The first backbend we will do will be the standing backbend.  Then, in the same class, we will progress to the Locust.  The Locust has many modifications some of which can be done with just legs lift or the head and shoulders lifted.

Then in our next class we will move onto the Sphinx.  I’ll probably include the Locust in the routine before moving on to the Sphinx, but the Sphinx will be the next in the progression.  Then the next meeting we will move onto the Cobra.  Excellent for strength, stability, and flexibility.  The last class before the long holiday break will be the Upward Dog.  Even though the idea will be for the students to progress through the backbends the modifications will be presented so each individual can progress only if they are ready.

Some students participate in yoga more than once a week so they are more likely to be able to participate in the progress whereas others will do so to a lesser extent – and modifications meet that need.  This is a great way to work on flexibility.  Everybody is moving in their own natural time through their yoga practice so I am excited to present this progression of backbends.  I will include other flexibility poses and balances poses as in all the classes.  I have been putting the emphasis on one or the other during a class which can still tie into the backbend progressions.

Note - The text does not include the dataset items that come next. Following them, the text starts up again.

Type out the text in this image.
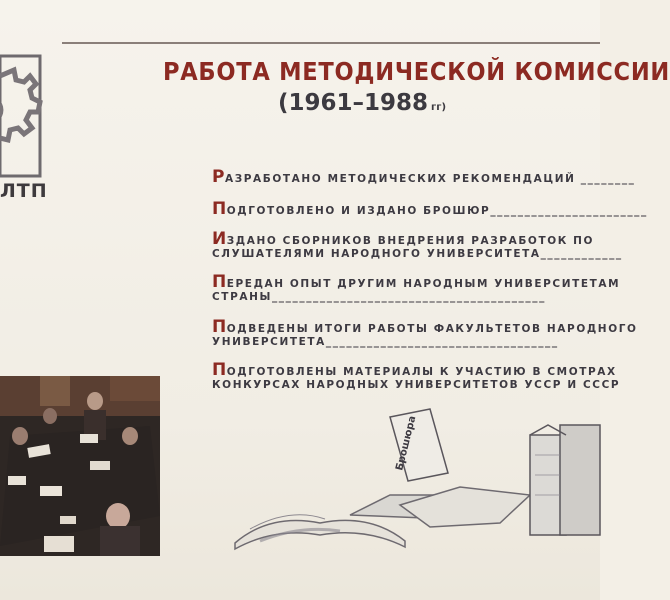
ЛТП
РАБОТА МЕТОДИЧЕСКОЙ КОМИССИИ
(1961–1988 гг)
РАЗРАБОТАНО МЕТОДИЧЕСКИХ РЕКОМЕНДАЦИЙ ________
ПОДГОТОВЛЕНО И ИЗДАНО БРОШЮР_______________________
ИЗДАНО СБОРНИКОВ ВНЕДРЕНИЯ РАЗРАБОТОК ПО
СЛУШАТЕЛЯМИ НАРОДНОГО УНИВЕРСИТЕТА____________
ПЕРЕДАН ОПЫТ ДРУГИМ НАРОДНЫМ УНИВЕРСИТЕТАМ
СТРАНЫ________________________________________
ПОДВЕДЕНЫ ИТОГИ РАБОТЫ ФАКУЛЬТЕТОВ НАРОДНОГО
УНИВЕРСИТЕТА__________________________________
ПОДГОТОВЛЕНЫ МАТЕРИАЛЫ К УЧАСТИЮ В СМОТРАХ
КОНКУРСАХ НАРОДНЫХ УНИВЕРСИТЕТОВ УССР И СССР
Брошюра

Of course, this is my plan prior to meeting with the class.  It could be that after our first meeting I have to adjust my plan and that will be fine.  I do like to see where the class is at and go from there, but it seems like our group has been pretty consistent.  But I can easily adjust my plan for any new body.

I am very grateful and inspired by the students that come to class every week.  It is very exciting to me to see their progress.  Stay tuned for more on the poses that I have yet to post about.

Do you participate in a yoga class?  How is it structured?  Is it an on-going class or is it a series of classes?